Friday, March 1, 2013

A little over 20 years ago

 when I started in the oil moving business I worked on a bunker barge which is little more than a floating gas station.

Ships don't pull up to the Sunoco and tell the attendent to fill 'er up. They generally anchor somewhere and a barge takes fuel out to them.

There were a few regulars that we would service and the ship with the Australian Chief Engineer was a slice of heaven. He was a character and we enjoyed him.

We used to do funny things to him and in return he'd send us baked goods and other suff. Once my shipmate and I found a couple of old fashioned service station uniforms at Goodwill and showed up wearing them. While my shipmate was pumping the load off to them I scaled the ladder and started washing windows on the ship.

The First mate came charging out and asked me what the hell I was doing and I told him it came free with a fillup and handed him a Coca Cola glass. He was flabbergasted and asked the Chief Engineer what was going on.

ChEng dryly told him that the reason they got fuel there was for the free glass and window wash and the mate wandered off shaking his head.

Another time we went to the same ship wearing ice cream suits, snow white Naval type uniforms and I clambered up with the paperwork before we started the fueling. The skipper saw me and thought I was a Coast Guard officer and came running down and folled me into the Chief Engineer's office and politely asked who I was.

I stuck my hand out and told him I was the commodore of the Texaco Yacht Club and he and the Chief were quite amused.

"We like you guys," they said. "We never know what's going to happen next."

That, coupled with compentency is good for customer relations. We later found out that that particular ship requested us.

Still the thing I remember most of that period of my career is the Korean ship we would get every couple of months. The deckhands were lazy and thought they were smarter than everyone else.

My shipmate and I are good seamen and would tie to the ship with the proper number of deck lines to insure we would stay affixed to the ship and I suppose a little of it was overkill.

Better to have and not need than need and not have.

The Koreans on the ship griped and tried to make it hard on us. When I would throw up a heaving line tied to a deck line they would haul up the deckline, remove the heaver and throw the entire thing back on to our deck instead of making it easy and holding one end of it.

I would simply become obstinate and send up a few extra lines figuring they might get the message but they didn't.

One day my shipmate and I decided that enough was enough and we started scrounging up as much 3/8ths line as we could find and splicing it together. God only knows where we got all of the line.

For over a month we begged, borrowed and stole pieces of 3/8s inch line and my my estimates we had a piece easily over a mile long. It was a hash of manilla, plastic, nylon and whatever we could dig up. I spliced a monkey's fist on the end.

We came alongside the Korean ship and got the first line up and as usual they threw the heaving line back down on our deck.

I had the mile long line in a big tub which was covered. I then pulled about fifty feet out and sent it aloft to the ship and then tied the tail that was sticking out of the tub to the next deck line.

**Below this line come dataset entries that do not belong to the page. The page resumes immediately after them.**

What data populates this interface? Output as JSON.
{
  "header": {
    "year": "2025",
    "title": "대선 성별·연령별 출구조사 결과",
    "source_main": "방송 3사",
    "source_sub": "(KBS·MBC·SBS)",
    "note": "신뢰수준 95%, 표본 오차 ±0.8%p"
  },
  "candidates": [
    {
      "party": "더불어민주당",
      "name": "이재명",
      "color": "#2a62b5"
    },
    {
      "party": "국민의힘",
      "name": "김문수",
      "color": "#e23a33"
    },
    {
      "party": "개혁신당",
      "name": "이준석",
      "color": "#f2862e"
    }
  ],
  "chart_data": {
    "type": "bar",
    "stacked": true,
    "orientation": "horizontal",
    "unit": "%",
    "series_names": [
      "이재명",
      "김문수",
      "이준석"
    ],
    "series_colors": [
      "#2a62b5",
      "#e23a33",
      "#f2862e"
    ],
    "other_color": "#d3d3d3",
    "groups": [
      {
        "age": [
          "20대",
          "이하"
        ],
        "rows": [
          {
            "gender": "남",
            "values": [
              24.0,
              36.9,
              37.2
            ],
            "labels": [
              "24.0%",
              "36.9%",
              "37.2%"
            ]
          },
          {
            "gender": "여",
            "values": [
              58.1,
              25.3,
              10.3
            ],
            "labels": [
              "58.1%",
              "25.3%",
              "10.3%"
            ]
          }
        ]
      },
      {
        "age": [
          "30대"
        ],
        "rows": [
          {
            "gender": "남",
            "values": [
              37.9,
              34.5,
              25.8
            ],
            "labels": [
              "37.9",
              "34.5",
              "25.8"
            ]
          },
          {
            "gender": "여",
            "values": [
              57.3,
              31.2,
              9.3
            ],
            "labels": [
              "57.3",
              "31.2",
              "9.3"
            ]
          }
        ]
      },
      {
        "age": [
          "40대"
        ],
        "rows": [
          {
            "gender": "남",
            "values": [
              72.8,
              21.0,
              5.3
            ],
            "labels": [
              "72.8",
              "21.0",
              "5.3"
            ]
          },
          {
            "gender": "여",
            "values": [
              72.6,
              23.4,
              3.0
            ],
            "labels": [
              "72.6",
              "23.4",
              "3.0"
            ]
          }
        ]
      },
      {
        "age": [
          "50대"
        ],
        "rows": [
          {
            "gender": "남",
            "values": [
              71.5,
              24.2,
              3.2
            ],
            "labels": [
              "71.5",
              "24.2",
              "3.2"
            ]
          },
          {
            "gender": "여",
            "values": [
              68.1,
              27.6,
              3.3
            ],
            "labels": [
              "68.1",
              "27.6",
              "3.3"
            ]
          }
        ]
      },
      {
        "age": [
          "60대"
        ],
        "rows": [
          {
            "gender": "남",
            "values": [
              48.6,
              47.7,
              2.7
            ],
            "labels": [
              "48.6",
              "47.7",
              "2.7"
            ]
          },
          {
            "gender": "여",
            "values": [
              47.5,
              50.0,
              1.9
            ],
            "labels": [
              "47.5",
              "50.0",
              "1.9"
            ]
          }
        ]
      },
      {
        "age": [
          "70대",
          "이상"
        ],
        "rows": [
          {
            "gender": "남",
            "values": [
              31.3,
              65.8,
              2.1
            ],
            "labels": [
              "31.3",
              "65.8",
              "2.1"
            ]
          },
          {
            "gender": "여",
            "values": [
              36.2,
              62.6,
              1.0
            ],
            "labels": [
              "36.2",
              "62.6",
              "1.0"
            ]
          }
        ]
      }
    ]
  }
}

It took them forever to haul the deck line up and they were pretty angry about it but decided that maybe throwing the entire thing back on our deck wasn't a very good idea as I had made it cleat that if they did they could expect to repeat the process.

Oddly enough, the Chief Engineer seemed amused as likely he didn't care very much for the sour-pussed and lazy crew.

They threw the end of the line down and we tied the deckline to it and repeated the process until we were secure.

We hooked up the hose and the transfer went smoothly.

Then the Koreans on deck figured out that they were goig to have their pound of flash after the last line was thrown oaa and we were leaving.

They threw the monkey's fist down onto our deck and stood back to watch me haul the entire mile of heaving line back in.

The dumbfounded look on their faces was a sight to behold after I pulled down about 65 feet. I pulled out a knife and cut it off, leaving them with a big tangled mess to deal with.

The Chief Engineer of the ship laughed with delight when he saw that.

The next time we showed up the deck crew kept the end of the heaving line and made it a little easier for us.

Over the years the business has changed and there's a lot of stuff that we can't do anymore but it's nice to look back at some of the fun we've had over they years during my career.

Someone once said that we have grown more professional over the past 25 years and I would have to say I disagree with him. We were professional back then because we got the job done with a whole lot less bullshit and fanfare that we have to deal with now.

The person that said that to me is mistaken. He has confused professionalism with stuffiness.